NFL Week #9: San Diego Chargers @ Miami Dolphins recap

La partita che si è giocata al Sun Life Stadium di Miami tra la squadra di casa e i Chargers di San Diego era un vero e proprio scontro diretto per 2 squadre che puntano ad un posto nei playoffs. Miami si presentava con un record di 4 W e 3 L e San Diego 5 W e 3 L. Sarebbe dovuta essere una partita combattuta con la squadra ospite leggermente favorita e invece ne è uscito un massacro. 37-0 lo score finale, che sarebbe potuto essere anche molto più pesante.

A dire il vero i Chargers conducono un buon primo drive e arrivano sulle 20 avversarie e decidono di giocare un 4 e corto invece di mettere in cascina 3 punti. La difesa di Miami non si fa pregare e blocca il tentativo recuperando la prima palla della serata. Di lì in poi non c’è più partita.

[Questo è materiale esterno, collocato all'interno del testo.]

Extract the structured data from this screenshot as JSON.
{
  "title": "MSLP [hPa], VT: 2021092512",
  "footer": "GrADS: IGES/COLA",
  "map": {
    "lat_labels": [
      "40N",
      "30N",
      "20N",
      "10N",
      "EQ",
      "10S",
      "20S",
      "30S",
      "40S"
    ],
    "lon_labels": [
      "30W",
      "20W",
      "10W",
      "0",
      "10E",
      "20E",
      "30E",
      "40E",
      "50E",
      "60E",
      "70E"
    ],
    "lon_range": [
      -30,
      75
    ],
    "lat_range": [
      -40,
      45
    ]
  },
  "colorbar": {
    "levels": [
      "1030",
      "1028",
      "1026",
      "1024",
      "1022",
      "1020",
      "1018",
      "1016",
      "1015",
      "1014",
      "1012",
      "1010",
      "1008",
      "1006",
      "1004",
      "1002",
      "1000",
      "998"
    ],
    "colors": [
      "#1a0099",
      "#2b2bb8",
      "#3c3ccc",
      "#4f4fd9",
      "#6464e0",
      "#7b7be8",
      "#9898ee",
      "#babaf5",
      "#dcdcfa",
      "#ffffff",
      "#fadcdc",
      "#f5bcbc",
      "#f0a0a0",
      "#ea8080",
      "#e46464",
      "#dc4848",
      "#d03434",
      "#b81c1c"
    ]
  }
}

Il confronto tra i 2 Quarterbacks col 17 vede largamente vincitore Ryan Tannehill (24/34, 288 yards, 3 TD) su Philip Rivers (12/23, 138, 3 INT, 1 FL). Il primo fa letteralmente a fette la difesa di San Diego, il secondo viene dominato dalla difesa di Miami. Tannheill distribuisce il pallone da veterano navigato (che non è) a 9 diversi ricevitori, il secondo distribuisce il pallone da rookie inesperto (che non è) ai giocatori di Miami (Grimes 2 INT, R.Jones, uomo ovunque, 1 INT, Odrick 1 Fumble recovered). Entrambi i QB escono nel 4/4 anche se per motivi opposti.

E’ anche difficile scrivere un articolo su questa partita (basti pensare che ad un certo punto Miami aveva messo a segno 7 segnature e San Diego solo 7 primi downs), per cui mi limito a ragguagliarvi sulle segnature e su alcuni dati statistici:

Scoring summary

1 QUARTO: il 7-0 scaturisce da un passaggio liftato in situazione di redzone (linea delle 6 yard) di Tannehill a Clay all’angolo sinistro della endzone, che chiude un terzo e 3 nel migliore dei modi.
2 QUARTO: dopo un grande guadagno direttamente con le proprie gambe, in situazione di nuovo di terzo down, Tannehill consegna palla a Miller che sfrutta i blocchi per una corsa centrale che vale il 14-0. Rivers dall’altra parte trova il pick six di Jones e Miami allunga con un FG di Sturgis a poco meno di 2′ dall’intervallo lung
3 QUARTO: tutto sul finire del tempo: secondo e 10, finta di lancio di Tannehill, corsa sulla sinistra e scarico in profondità per Matthews che completa in endzone un TD da 21 yard per il 27-0, Brent Grimes intercetta Rivers e Miami con un nuovo FG vola sul 30-0. Prima della fine del periodo arriva il TD di Jarvis Landry: il rookie riceve un lancio laterale e corre di potenza al piloncino per un incredibile 37-0 che rimarrà fino al termine.

Stats

1st DOWN: 28-10 Miami
TOTAL YARDS: 441-178 Miami
POSESSION TIME: 36:07 – 23:53 Miami.

 

Chiudo con alcune note di merito, anche se a dire il vero in una partita quasi perfetta TUTTI i giocatori sono da elogiare.

WR Jarvis Landry: una seconda scelta che sta pagando i dividendi. Mani d’oro, forza fisica e controllo del corpo (guardate il suo TD e capirete).
QB Ryan Tannehill: dopo la debacle con i Chiefs che sarebbe potuta costargli il posto si è ripreso l’attacco e in poche partite, assimilato il playbook del bravissimo OC Lazor, ha zittito tutti quelli che lo criticavano (tra cui chi scrive). Le deep ballscontinuano ad essere un problema, ma pian piano potrebbe sistemare anche quelle. Vedremo.

La difesa: Tenere a 0 un attacco forte (quasi 30 punti di media a partita) come quello dei Chargers significa fare la partita perfetta. La Difesa dei Dolphins è stata spettacolare dal primo all’ultimominuto e dopo la prestazione monstre contro i Jaguars e quella buonissima contro Green Bay e Chicago si può affermare che DC Coyle abbia trovato finalmente la quadratura del cerchio con un equilibrio perfetto tra pass rush e coperture per quanto riguarda la difesa contro i passaggi e un’ottima continuità per quanto riguarda pla run defense.

Miami raggiunge Buffalo (che incontrerà tra 2 settimane) al secondo posto della AFC East e nonostante un calendario tra il difficile e l’impossibile è decisa a giocare tutte le carte a disposizione per tentare l’impresa.
Vedremo se Coach Philbin sarà finalmente riuscito a tradurre sul campo la sua idea di football.